|Veal escalope||8 Ounce (2 Pieces, Each Weighing 125 Gram)|
|Onion||1 Small, finely chopped|
|Button mushrooms||2 Ounce, finely chopped (50 Gram)|
|Bacon slices||2 , chopped|
|Finely chopped rosemary||1⁄2 Teaspoon|
|Juniper berries||6 , crushed|
|Lemon juice||1 Teaspoon|
|Fresh breadcrumbs||1⁄4 Cup (4 tbs)|
|Marsala||125 Milliliter (1/2 Cup)|
|Natural yogurt||3 Tablespoon|
|Chopped parsley||2 Teaspoon|
|Rosemary sprig||1 (To Garnish)|
1. Place the veal escalopes between 2 sheets of oiled waxed paper and, using a rolling pin, beat until they are very thin. Cut in half.
2. Mix together half of the onion, the mushrooms, bacon, rosemary, juniper berries, lemon juice and breadcrumbs. Season with salt and pepper and add sufficient milk to bind the mixture together.
3. Divide between the escalopes, roll up and tie securely with thin string or cotton.

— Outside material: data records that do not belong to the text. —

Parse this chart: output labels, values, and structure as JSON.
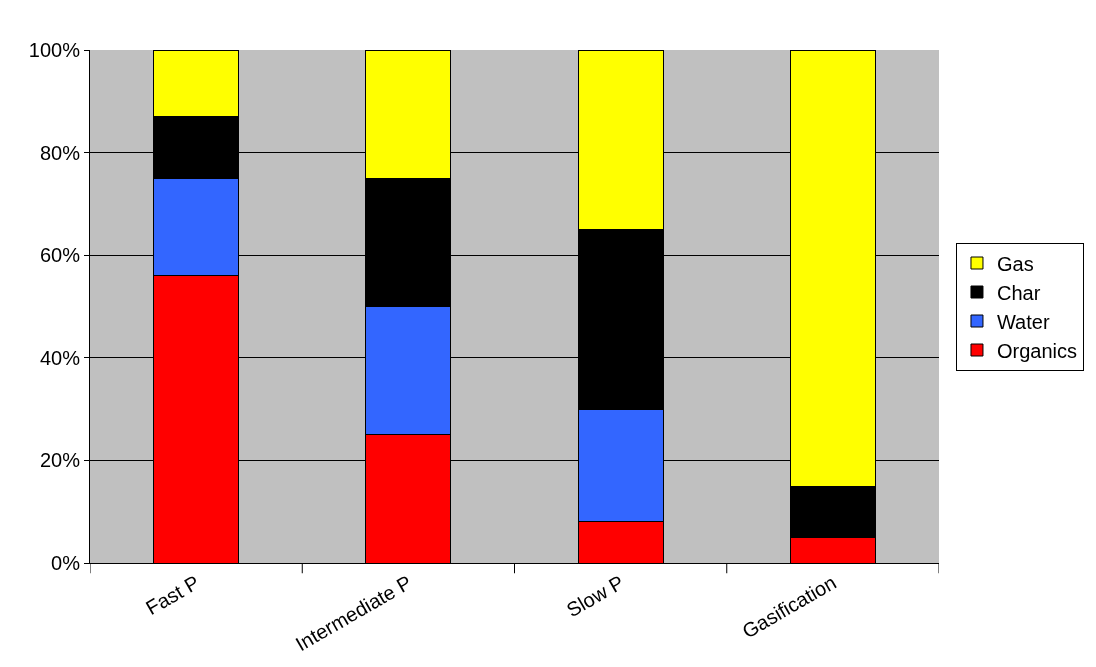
{
  "chart_data": {
    "type": "bar",
    "stacked": true,
    "categories": [
      "Fast P",
      "Intermediate P",
      "Slow P",
      "Gasification"
    ],
    "series": [
      {
        "name": "Organics",
        "color": "#ff0000",
        "values": [
          56,
          25,
          8,
          5
        ]
      },
      {
        "name": "Water",
        "color": "#3366ff",
        "values": [
          19,
          25,
          22,
          0
        ]
      },
      {
        "name": "Char",
        "color": "#000000",
        "values": [
          12,
          25,
          35,
          10
        ]
      },
      {
        "name": "Gas",
        "color": "#ffff00",
        "values": [
          13,
          25,
          35,
          85
        ]
      }
    ],
    "ylim": [
      0,
      100
    ],
    "yticks": [
      {
        "value": 0,
        "label": "0%"
      },
      {
        "value": 20,
        "label": "20%"
      },
      {
        "value": 40,
        "label": "40%"
      },
      {
        "value": 60,
        "label": "60%"
      },
      {
        "value": 80,
        "label": "80%"
      },
      {
        "value": 100,
        "label": "100%"
      }
    ],
    "grid": "y",
    "legend": "right"
  }
}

4. Melt the butter in a small flameproof casserole, add the escalopes and fry for 3-4 minutes, until beginning to brown. Transfer to a plate. Add the remaining onion to the casserole and fry gently for 2-3 minutes, then stir in the Marsala or sherry.
5. Return the escalopes and any juices to the casserole, cover and cook in a preheated oven, 180°C/350°F, for about 1 hour, until tender.
6. Remove the escalopes from the casserole and discard the string or cotton. Arrange on a warmed serving plate.
7. Stir the yogurt into the sauce in the casserole and heat gently; do not boil. Pour over the escalopes and sprinkle with the parsley. Garnish with rosemary and serve with new potatoes, zucchini and carrots.